Vendeur international depuis vingt ans, et aux commandes, avec Laurence Schonberg, de Other Angle Pictures depuis dix ans, Olivier Albou est présent aux Rendez-Vous de New York, puis au Mercado del Cine Francés de Miami pour exporter majoritairement, avec sa société, des comédies françaises. Rude tâche aux Etats-Unis.
Existe-t-il une porte d'entrée pour la comédie française aux Etats-Unis ?
C'est une porte fermée ! La comédie française ne se vend pas ici : on considère que quand il s'agit d'une comédie pour les jeunes, il y a concurrence directe avec la comédie ado américaine, donc sans aucune chance d'exister, et que si c'est une comédie pour un public plus mature, le casting doit être identifiable immédiatement : Deneuve, Huppert... Une comédie extrêmement populaire à travers le monde comme Qu'est-ce qu'on a fait au bon Dieu ? n'est ainsi jamais sortie ici. Il faut donc trouver un chemin à la comédie, et ça passe parfois par la vente des droits de remake, ou par la vente à une plateforme de SVOD comme Netflix ou Amazon. Other Angle a ainsi vendu à Netflix Un peu, beaucoup, aveuglément ou Bienvenue à Marly-Gomont. C'est une chance que ces autres modèles existent, cela a permis des débouchés qui n'existaient pas auparavant, mais ce serait bien que la comédie française prenne vraiment sa place aux Etats-Unis, comme elle l'a fait dans beaucoup d'autres pays récemment. Hormis en Angleterre, la comédie est le genre du cinéma français qui fonctionne le mieux en Europe.
Est-ce que le monde anglo-saxon n'est pas tout simplement hermétique à l'humour français ?
Peut-être, mais je ne veux pas croire que ce n'est que ça. Je vois, sur les marchés, des projections de comédies qui font hurler de rire les acheteurs anglo-saxons, mais au final ils n'achètent pas car ils pensent que leur public ne va pas aimer. En fait le distributeur US se dit que si la couverture presse est bonne, les salles Art & Essai vont prendre le film, et que si elle ne l'est pas, il n'aura pas de salle du tout. Avec un tel raisonnement, qui ne prend en compte qu'un public âgé qui ne va pas forcément voir de comédies, on ne peut donc fatalement que leur vendre que de l'Art & Essai. Il faudrait donc réfléchir autrement, se dire qu'on ne doit pas juste viser la critique, mais aussi le public, avec une campagne marketing adéquate qui pourra l'atteindre. Aux Etats-Unis, soit on est auteur soit on est studio, il n'y a pas encore de place pour l'entre-deux.
Concrètement, comment les choses pourraient-elles changer ?
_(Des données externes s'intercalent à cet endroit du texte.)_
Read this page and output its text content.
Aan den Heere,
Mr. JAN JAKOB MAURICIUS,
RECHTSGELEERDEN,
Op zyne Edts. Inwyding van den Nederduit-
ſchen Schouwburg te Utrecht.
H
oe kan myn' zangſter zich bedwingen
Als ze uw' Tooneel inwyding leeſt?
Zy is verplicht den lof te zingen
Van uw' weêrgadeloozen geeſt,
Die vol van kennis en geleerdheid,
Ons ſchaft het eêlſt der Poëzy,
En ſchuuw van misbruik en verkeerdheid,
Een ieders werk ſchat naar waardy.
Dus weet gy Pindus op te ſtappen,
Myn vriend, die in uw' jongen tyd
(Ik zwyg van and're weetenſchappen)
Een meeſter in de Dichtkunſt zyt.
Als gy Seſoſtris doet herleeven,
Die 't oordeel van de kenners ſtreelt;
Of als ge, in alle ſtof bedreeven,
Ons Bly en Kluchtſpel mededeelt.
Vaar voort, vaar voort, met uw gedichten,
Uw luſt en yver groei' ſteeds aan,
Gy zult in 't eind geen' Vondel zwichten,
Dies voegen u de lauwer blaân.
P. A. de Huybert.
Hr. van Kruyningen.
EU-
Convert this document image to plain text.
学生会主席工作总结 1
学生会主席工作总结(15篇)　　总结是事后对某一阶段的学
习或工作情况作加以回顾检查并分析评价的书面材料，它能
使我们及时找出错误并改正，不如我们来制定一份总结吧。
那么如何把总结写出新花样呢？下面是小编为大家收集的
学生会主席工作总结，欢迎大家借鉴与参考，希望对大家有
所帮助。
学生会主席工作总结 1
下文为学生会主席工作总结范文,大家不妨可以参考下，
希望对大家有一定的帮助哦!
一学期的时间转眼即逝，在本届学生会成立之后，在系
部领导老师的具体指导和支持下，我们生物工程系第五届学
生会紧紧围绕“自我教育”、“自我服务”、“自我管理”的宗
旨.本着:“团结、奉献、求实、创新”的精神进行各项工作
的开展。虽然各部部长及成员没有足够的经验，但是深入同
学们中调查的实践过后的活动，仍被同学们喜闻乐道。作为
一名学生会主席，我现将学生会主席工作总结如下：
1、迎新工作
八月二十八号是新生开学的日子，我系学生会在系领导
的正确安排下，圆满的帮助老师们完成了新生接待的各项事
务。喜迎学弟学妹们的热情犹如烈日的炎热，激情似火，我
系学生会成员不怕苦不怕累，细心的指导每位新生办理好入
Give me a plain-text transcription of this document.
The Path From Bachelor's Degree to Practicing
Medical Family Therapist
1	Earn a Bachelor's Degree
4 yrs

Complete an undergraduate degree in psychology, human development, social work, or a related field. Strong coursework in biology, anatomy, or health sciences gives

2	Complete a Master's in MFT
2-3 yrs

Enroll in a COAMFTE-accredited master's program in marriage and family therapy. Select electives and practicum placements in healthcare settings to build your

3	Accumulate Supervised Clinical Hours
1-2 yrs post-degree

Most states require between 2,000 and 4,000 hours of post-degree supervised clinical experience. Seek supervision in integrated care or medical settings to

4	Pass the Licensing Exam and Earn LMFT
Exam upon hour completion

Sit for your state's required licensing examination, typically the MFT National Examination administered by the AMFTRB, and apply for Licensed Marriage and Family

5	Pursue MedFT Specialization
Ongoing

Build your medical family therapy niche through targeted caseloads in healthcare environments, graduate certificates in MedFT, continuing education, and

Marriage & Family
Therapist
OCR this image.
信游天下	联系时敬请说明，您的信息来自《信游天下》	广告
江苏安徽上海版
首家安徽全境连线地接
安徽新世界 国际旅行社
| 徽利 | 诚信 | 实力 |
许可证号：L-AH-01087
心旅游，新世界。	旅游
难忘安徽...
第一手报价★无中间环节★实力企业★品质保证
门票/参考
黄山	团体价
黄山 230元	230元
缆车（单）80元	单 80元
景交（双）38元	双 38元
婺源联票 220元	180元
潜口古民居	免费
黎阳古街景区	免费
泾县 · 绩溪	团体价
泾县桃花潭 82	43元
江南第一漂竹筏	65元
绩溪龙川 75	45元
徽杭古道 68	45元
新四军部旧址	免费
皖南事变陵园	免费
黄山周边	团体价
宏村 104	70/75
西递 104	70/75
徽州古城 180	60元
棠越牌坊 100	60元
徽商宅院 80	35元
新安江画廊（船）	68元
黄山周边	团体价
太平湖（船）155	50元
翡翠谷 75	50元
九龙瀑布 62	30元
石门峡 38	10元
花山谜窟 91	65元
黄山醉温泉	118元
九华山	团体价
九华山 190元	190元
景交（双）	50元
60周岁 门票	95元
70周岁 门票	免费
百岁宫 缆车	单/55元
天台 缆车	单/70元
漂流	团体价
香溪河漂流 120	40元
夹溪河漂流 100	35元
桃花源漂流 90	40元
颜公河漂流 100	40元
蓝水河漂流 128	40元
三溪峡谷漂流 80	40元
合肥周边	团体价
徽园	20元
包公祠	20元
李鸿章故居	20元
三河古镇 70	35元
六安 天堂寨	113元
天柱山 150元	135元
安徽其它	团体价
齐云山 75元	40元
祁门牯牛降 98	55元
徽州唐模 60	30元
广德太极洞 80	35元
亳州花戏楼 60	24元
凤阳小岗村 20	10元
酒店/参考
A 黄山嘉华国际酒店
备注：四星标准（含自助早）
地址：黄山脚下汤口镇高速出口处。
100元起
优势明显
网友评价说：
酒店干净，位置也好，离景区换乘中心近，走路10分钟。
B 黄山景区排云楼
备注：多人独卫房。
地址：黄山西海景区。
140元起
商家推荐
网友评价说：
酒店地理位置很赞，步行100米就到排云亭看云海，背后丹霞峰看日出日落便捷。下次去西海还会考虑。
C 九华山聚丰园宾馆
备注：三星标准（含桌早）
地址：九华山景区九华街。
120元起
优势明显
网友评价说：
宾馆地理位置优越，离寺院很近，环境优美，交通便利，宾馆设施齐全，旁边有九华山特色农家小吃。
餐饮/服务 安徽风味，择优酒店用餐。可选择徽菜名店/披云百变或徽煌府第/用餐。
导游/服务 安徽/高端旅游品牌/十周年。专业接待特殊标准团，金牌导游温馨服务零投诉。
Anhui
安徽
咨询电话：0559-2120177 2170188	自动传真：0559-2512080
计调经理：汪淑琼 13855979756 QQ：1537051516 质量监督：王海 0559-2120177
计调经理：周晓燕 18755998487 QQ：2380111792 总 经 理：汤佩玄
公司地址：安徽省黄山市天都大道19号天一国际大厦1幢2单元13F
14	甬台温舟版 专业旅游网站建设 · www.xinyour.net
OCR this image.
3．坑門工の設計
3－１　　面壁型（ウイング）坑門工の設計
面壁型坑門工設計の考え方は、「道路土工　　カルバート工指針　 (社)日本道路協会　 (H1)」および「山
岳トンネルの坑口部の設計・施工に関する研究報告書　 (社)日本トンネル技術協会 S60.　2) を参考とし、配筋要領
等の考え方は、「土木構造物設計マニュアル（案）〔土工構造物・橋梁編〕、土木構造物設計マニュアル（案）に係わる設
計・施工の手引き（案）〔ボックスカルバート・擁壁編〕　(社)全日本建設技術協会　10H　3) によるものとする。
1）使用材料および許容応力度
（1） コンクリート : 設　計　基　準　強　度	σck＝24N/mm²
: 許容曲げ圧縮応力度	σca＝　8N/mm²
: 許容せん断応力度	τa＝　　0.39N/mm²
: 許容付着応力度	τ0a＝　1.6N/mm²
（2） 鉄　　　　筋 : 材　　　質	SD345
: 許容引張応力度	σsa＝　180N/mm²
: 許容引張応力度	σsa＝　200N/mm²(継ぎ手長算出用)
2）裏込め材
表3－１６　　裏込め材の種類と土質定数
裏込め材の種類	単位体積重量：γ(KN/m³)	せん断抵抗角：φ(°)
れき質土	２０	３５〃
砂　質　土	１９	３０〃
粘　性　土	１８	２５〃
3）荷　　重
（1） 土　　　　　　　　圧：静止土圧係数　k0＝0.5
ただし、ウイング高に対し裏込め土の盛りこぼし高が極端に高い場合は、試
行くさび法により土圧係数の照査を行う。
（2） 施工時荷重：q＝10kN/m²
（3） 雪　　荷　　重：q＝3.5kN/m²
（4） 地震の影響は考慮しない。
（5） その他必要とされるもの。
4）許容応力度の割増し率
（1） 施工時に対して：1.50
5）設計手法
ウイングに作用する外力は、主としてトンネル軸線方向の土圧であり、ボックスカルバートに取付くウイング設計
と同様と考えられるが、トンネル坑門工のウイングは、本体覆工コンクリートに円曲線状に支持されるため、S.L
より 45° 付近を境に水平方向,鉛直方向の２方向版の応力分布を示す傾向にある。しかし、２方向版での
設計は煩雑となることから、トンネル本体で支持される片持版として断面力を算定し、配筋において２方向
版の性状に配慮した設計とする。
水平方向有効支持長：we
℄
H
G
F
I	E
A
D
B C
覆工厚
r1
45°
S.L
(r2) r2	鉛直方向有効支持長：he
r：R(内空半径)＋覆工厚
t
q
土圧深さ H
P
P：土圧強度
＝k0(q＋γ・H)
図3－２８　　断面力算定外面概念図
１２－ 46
Un seul film pourrait tout changer. Un film dont on se dit qu'il ne marchera jamais, et qui cartonne. Avec Other Angle, on a vécu ça avec Babysitting, film que tous les distributeurs ont d'abord refusé. Finalement Universal y est allé, et nous aussi sur l'inter. Et on l'a vendu quasiment partout, sauf aux Etats-Unis, mais c'était parce que nous n'en avions pas les droits. Babysitting a fait partie d'une mini-révolution, celle qui a montré qu'une comédie, un premier film avec des acteurs inconnus, pouvait marcher. Il y en a eu d'autres depuis cinq ans. De fait, les Allemands, les Italiens et les Espagnols sont désormais très attentifs, car personne ne veut louper le prochain ! Aux Etats-Unis il n'y a pas encore eu un tel film. Si on arrivait à leur en vendre un, de temps en temps, qui ferait 4 ou 5 millions de dollars de recettes, cela créerait forcément une dynamique. Tout est donc entre les mains des distributeurs. Il faut qu'ils finissent par se dire que quelque chose d'autre que ce qu'ils font peut marcher. Et si le distributeur est confiant dans le fait qu'Amazon ou Netflix voudra le récupérer par la suite, ça peut le conforter dans cette prise de risque. D'un autre côté, le désengorgement des salles au profit de la SVOD peut créer un peu d'espace pour la comédie française dans les salles. Il suffira alors de deux ou trois succès pour que les choses bougent. Enfin, il y a une dernière voie possible : faire de la distribution en direct avec les salles sans passer par les distributeurs. Si les distributeurs n'y croient pas, peut-être que les salles, elles, y croiront. Le numérique simplifie tout : les salles pourraient très bien exploiter des films en direct auprès des vendeurs. Il ne s'agit pas d'éviter les distributeurs, mais c'est une piste qui nous paraît intéressante à explorer.